Having described the main quantities, we give the following movement formulas:
- s = v * t;
- v = s / t;
- t = s / v.
The solution to any problem of the type in question is based on the application of these three expressions that every schoolchild needs to remember.
An example of solving the problem โ1
Let us give an example of the task of following the motion and the solution (the formulas necessary for it are given above). The problem is formulated as follows: โA truck and a passenger car leave points A and B at a speed of 60 km / h and 80 km / h, respectively. Both vehicles move in the same direction so that the car approaches point A and the truck moves away from both points. After what time does the car catch up with the truck if the distance between A and B is 40 km? "
Before solving a problem, it is necessary to teach children to determine the essence of the problem. In this case, it lies in the unknown time that both vehicles will spend on the road. Suppose this time is t hours. That is, after time t, the car will catch up with the truck. Find this time.
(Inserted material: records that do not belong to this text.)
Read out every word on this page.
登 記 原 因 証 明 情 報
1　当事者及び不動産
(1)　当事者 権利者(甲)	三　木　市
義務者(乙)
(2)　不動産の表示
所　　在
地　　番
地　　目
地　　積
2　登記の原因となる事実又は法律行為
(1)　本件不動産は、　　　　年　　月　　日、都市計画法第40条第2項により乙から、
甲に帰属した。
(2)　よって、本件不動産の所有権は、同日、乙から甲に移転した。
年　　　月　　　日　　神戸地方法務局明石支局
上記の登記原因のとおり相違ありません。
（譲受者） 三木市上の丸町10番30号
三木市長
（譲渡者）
We calculate the distance that each moving object will travel in time t, we have: s 1 = v 1 * t and s 2 = v 2 * t, here s 1 , v 1 = 60 km / h and s 2 , v 2 = 80 km / h - the distance traveled and the speed of the truck and the car until the second catches up with the first. Since the distance between points A and B is 40 km, the car, having caught up with the truck, will travel 40 km more, that is, s 2 - s 1 = 40. Substituting the formulas for the paths s 1 and s 2 in the last expression, we get: v 2 * t - v 1 * t = 40 or 80 * t - 60 * t = 40, whence t = 40/20 = 2 hours
Note that this answer can be obtained if we use the concept of the speed of approach between moving objects. In the problem, it is 20 km / h (80-60). That is, with this approach, a situation arises when one object moves (a car), and the second stands still relative to it (truck). Therefore, it is enough to divide the distance between points A and B by the approach speed to solve the problem.
An example of solving problem No. 2
Letโs give one more example of problems in pursuit of movement (the formulas for solving are the same): โA cyclist leaves a point, and after 3 hours a car leaves in the same direction. How long after the start of its movement the car will catch up with the cyclist, if it is known that is he moving 4 times faster? "
This problem should be solved in the same way as the previous one, that is, it is necessary to determine which path each participant of the movement will go until one catches up with the other. Suppose that the car caught up with the cyclist in time t, then we get the following paths traveled: s 1 = v 1 * (t + 3) and s 2 = v 2 * t, here s 1 , v 1 and s 2 , v 2 are the paths and the speed of the cyclist and the car, respectively. Note that before the car caught up with the cyclist, the latter was on the way t + 3 hours, since he had left 3 hours earlier.
Knowing that both participants left from the same point, and the paths traveled by them will be equal, we get: s 2 = s 1 or v 1 * (t + 3) = v 2 * t. The speeds v 1 and v 2 are not known to us, however, the condition of the problem says that v 2 = 4 * v 1 . Substituting this expression in the formula for equal paths, we obtain: v 1 * (t + 3) = 4 * v 1 * t or t + 3 = 4 * t. Solving the latter, we come to the answer: t = 3/3 = 1 h.
Some tips
The catch-up formulas are simple, however, students in grade 4 are important to learn to think logically, to understand the meaning of the quantities they deal with, and to be aware of the problem they are facing. Guys are encouraged to call for reasoning out loud, as well as for teamwork. In addition, for clarity of tasks, you can use a computer and a projector. All this contributes to the development of abstract thinking, communication skills, as well as mathematical abilities.